In settling with the bank, grandmother assigned all of her rights in the amounts removed to the bank, so that the bank could sue the granddaughter for the return of the funds. The trial court granted a motion to dismiss the bank’s three count complaint against the granddaughter (now a former employee of the bank). In reversing, the appellate court gave a detailed road map as to the claims that could be properly brought against the granddaughter, as follows.
An equitable subrogation claim places one party into the shoes of another so that the substituting party retains the rights and remedies that would otherwise belong to the original party. The claim is appropriate when five elements are met:
- made the payment to protect its own interest,
- did not act as a volunteer,
- was not primarily liable for the debt,
- paid off the entire debt, and
- works no injustice to the rights of a third party by its equitable subrogation claim.
The court held that all of the elements were present here. Granddaughter tried to rely on the joint bank account statute, which might have protected the bank from the claims of grandmother, to contend that the bank had no liability and hence no interest to protect (the first element).
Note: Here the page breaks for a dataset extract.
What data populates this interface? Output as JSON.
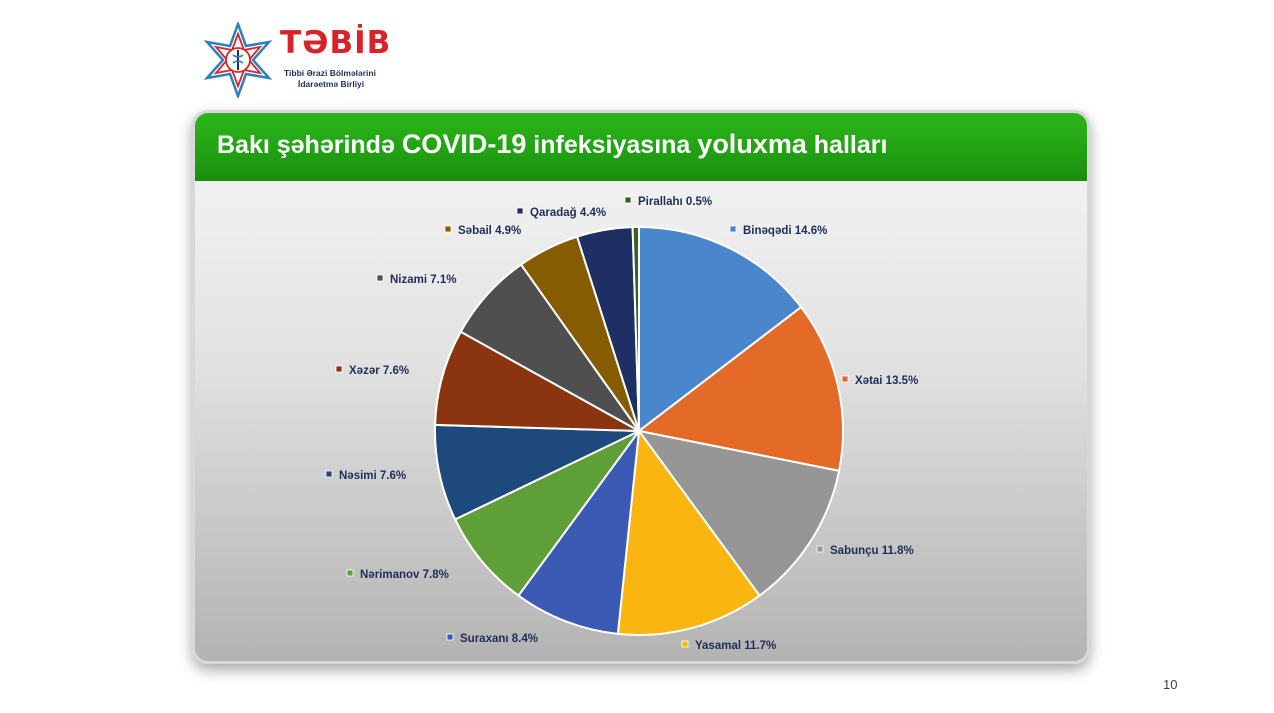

The court did not elaborate on why it rejected this claim, other than to state that sufficient facts were pled. We can speculate that the bank could have been exposed to liability, in spite of the statute, when its employees acted improperly when grandmother attempted to take sole control of the accounts and her attempts were rejected. The fact that the bank paid out over $1 million to grandmother is pretty good evidence of the bank’s interest and exposure in the matter.
When grandmother assigned her claims against granddaughter to the bank, the bank then possessed a conversion claim against granddaughter for the wrongful taking of the funds from the joint account. Even though the joint bank account statute protects a bank from the claims of joint account holders who allege wrongful withdrawals by the other joint account owners, that statute does not protect the joint bank account holders from claims against each other.
The Bank’s allegations are sufficient to demonstrate that [grandmother] owned all of the funds, intending that [granddaughter] have access to the funds only for [grandmother’s] benefit, such that the withdrawal of the funds at issue was an unauthorized act. [Granddaughter] argues that insufficient facts were alleged to support that she failed to return the funds after a demand was made for their return.
Breach of Fiduciary Duty
The bank claimed that granddaughter held a position of trust and confidence with grandmother that included a fiduciary duty not to withdraw or transfer the funds wrongfully. The bank alleged that the granddaughter breached these duties through her actions.
Granddaughter made a creative argument in response – that the breach of fiduciary duty claim cannot be assigned because the services provided to grandmother were “personal services.” The Florida Supreme Court, in Wachovia v. Toomey, 994 So.2d 980 (Fla. 2008) held that a breach of fiduciary duty that is intensely personal cannot be assigned, while more commercial breach claims can be assigned. The appellate court easily concluded that
The contractual relationship between Ms. Pueschel and Ms. Turbeville—even if between grandmother and granddaughter—was first and foremost that of a bank employee with a fiduciary responsibility to ensure the safekeeping of Ms. Pueschel’s monies.
The reversal of the dismissal means that the granddaughter will now have to fully defend herself from the allegations raised against her. Ultimately, that could result in a jury trial of the issues raised.